大洋時代に「スポーツカートリオ」というのがありましたがあれは勝つための戦法という
意味もあったでしょうけどそれ以上に「加藤、高木、屋敷」というユニークな個性を持っ
た選手たちを売り出そうという面もかなり見えましたし「遠藤対江川のエース対決」と
大々的にぶち上げたりしてとにかく客を湧かせようという意図も見えました。また日本ハ
ム時代にもノーサインでの盗塁やスピーディーな野球をするためにサインを簡略化したり
また審判に猛抗議をして盛り上げたりといろいろされました。また当時の言葉で印象に残
っているのは「ブリューワーに誰もファインプレーを期待しているものはいない。その代
わり打たないといけない」と言って欠点を矯正するより長所を伸ばせと奨励しておられま
した。これは広岡さんが言う「走攻守の3拍子そろってないといけない」という「勝つた
めの野球」の原則とは逆の話ですよね。また今思い出しましたが大島選手がサヨナラヒッ
トを打ったときに抱きついてキスをしようとしたこともありました。またプロ野球の監督
ともあろうものがホームランを打つたびに打った選手とタッチしに出てくるのは見苦しい
と言ってベンチの中で腕を組んで座っていた時期もありました。そういえば首が隠れるシ
ャツを着ていらっしゃったのも首のしわを隠すためだったと聞いたこともありました。こ
の考え方や行動と言うのは見る側(客)のことを意識したものですよね〜。
その近藤さんの日ハム最後の監督の年にはかなり同情を覚えました。プロ野球ニュースで
のインタビューで「野球は勝つことが第一だ」というようなことを言われていたからで
す。選手の起用法をめぐって不平不満が出てそれについて最後は「勝つことを第一に考え
た起用をする」と言わざるを得ない状況に追い込まれたのだと思います。
どんな野球を面白いと思うかは人によって違いますよね。この話しをし始めると泥沼に入
ってしまうような。昔関西のお笑いの人たち特に上岡竜太郎さんあたりが「巨人の野球は
勝つための野球で面白くなくて阪神の野球は面白い」とさかんに言っておられました。し
かしこれは自分が阪神ファンだから面白いということだけの話しだったんじゃないか。
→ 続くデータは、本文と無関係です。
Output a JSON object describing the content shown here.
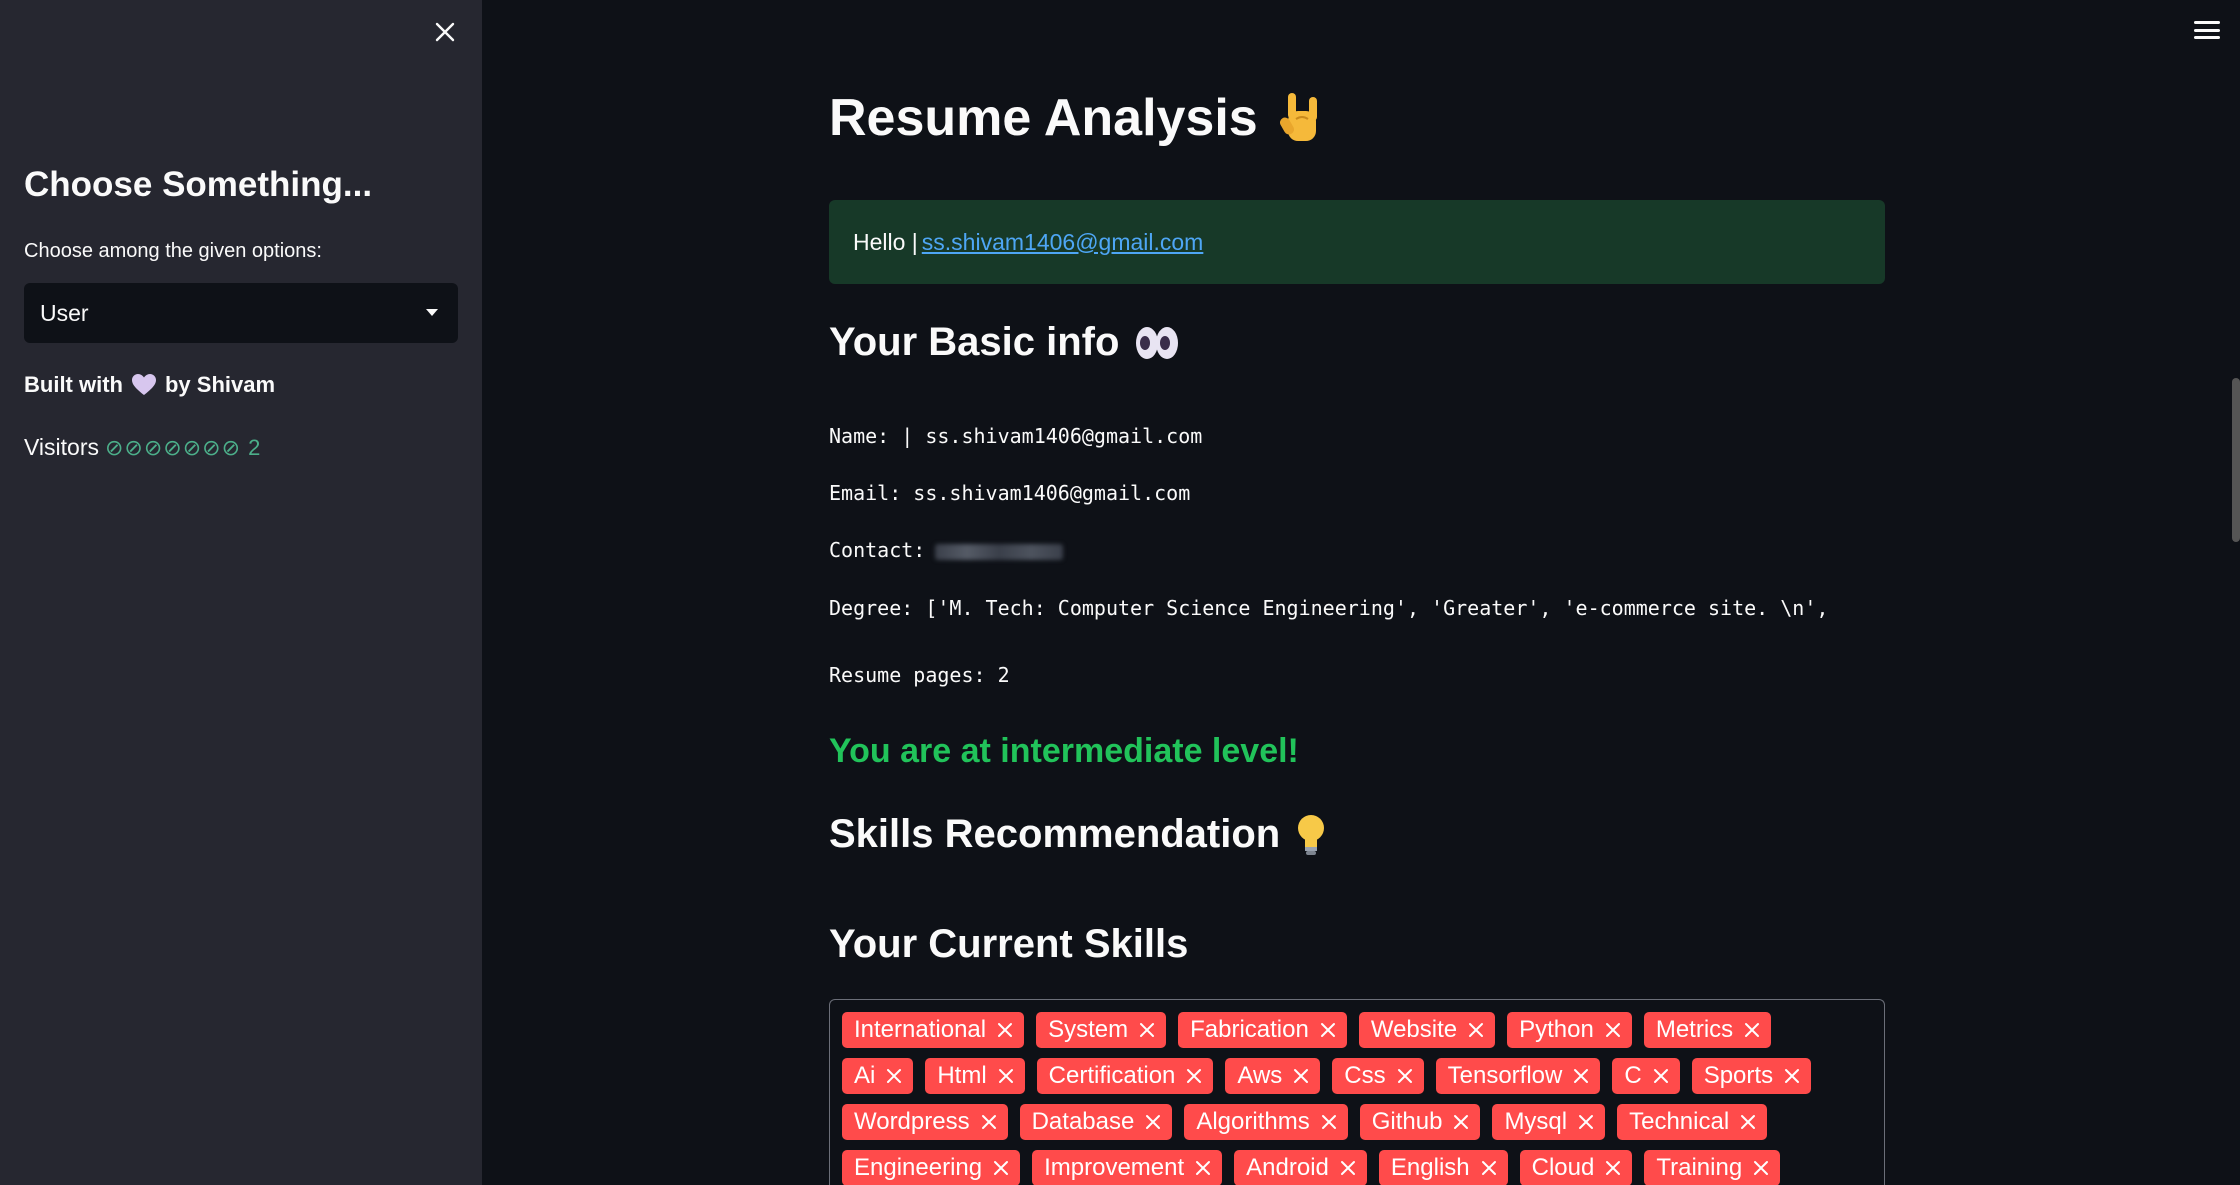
{
  "sidebar": {
    "heading": "Choose Something...",
    "select_label": "Choose among the given options:",
    "select_value": "User",
    "built_prefix": "Built with",
    "built_suffix": "by Shivam",
    "visitors_label": "Visitors",
    "visitors_count": "⊘⊘⊘⊘⊘⊘⊘ 2"
  },
  "main": {
    "title": "Resume Analysis",
    "hello_prefix": "Hello |",
    "hello_email": "ss.shivam1406@gmail.com",
    "basic_info_heading": "Your Basic info",
    "name_line": "Name: | ss.shivam1406@gmail.com",
    "email_line": "Email: ss.shivam1406@gmail.com",
    "contact_label": "Contact:",
    "degree_line": "Degree: ['M. Tech: Computer Science Engineering', 'Greater', 'e-commerce site. \\n',",
    "pages_line": "Resume pages: 2",
    "level_text": "You are at intermediate level!",
    "skills_rec_heading": "Skills Recommendation",
    "current_skills_heading": "Your Current Skills",
    "skills_rows": [
      [
        "International",
        "System",
        "Fabrication",
        "Website",
        "Python",
        "Metrics"
      ],
      [
        "Ai",
        "Html",
        "Certification",
        "Aws",
        "Css",
        "Tensorflow",
        "C",
        "Sports"
      ],
      [
        "Wordpress",
        "Database",
        "Algorithms",
        "Github",
        "Mysql",
        "Technical"
      ],
      [
        "Engineering",
        "Improvement",
        "Android",
        "English",
        "Cloud",
        "Training"
      ]
    ]
  },
  "colors": {
    "sidebar_bg": "#262730",
    "main_bg": "#0e1117",
    "success_bg": "#173928",
    "level_green": "#21c35a",
    "tag_red": "#ff4b4b",
    "link_blue": "#4ea6f5"
  },
  "icons": {
    "close": "close-icon",
    "menu": "hamburger-menu-icon",
    "select_caret": "caret-down-icon",
    "heart": "heart-icon",
    "title_emoji": "rock-on-hand-icon",
    "eyes": "eyes-icon",
    "bulb": "lightbulb-icon",
    "tag_remove": "remove-x-icon"
  }
}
あ
るいは当時20数年間優勝から遠ざかっていた阪神の選手やフロントのドジプレーを笑い
のネタにしただけの話だった気がします。少なくとも、考えて阪神が面白い野球をしよう
としていたわけでもなんでもないと思います。
それまでにも結果的に面白かった人はたくさんいるでしょう。しかし、うまく行ったか行
かなかったかは別にして近藤さんのように意識的に観客重視の野球をしようと提唱して実
践に移された監督は初めてだったのではないでしょうか。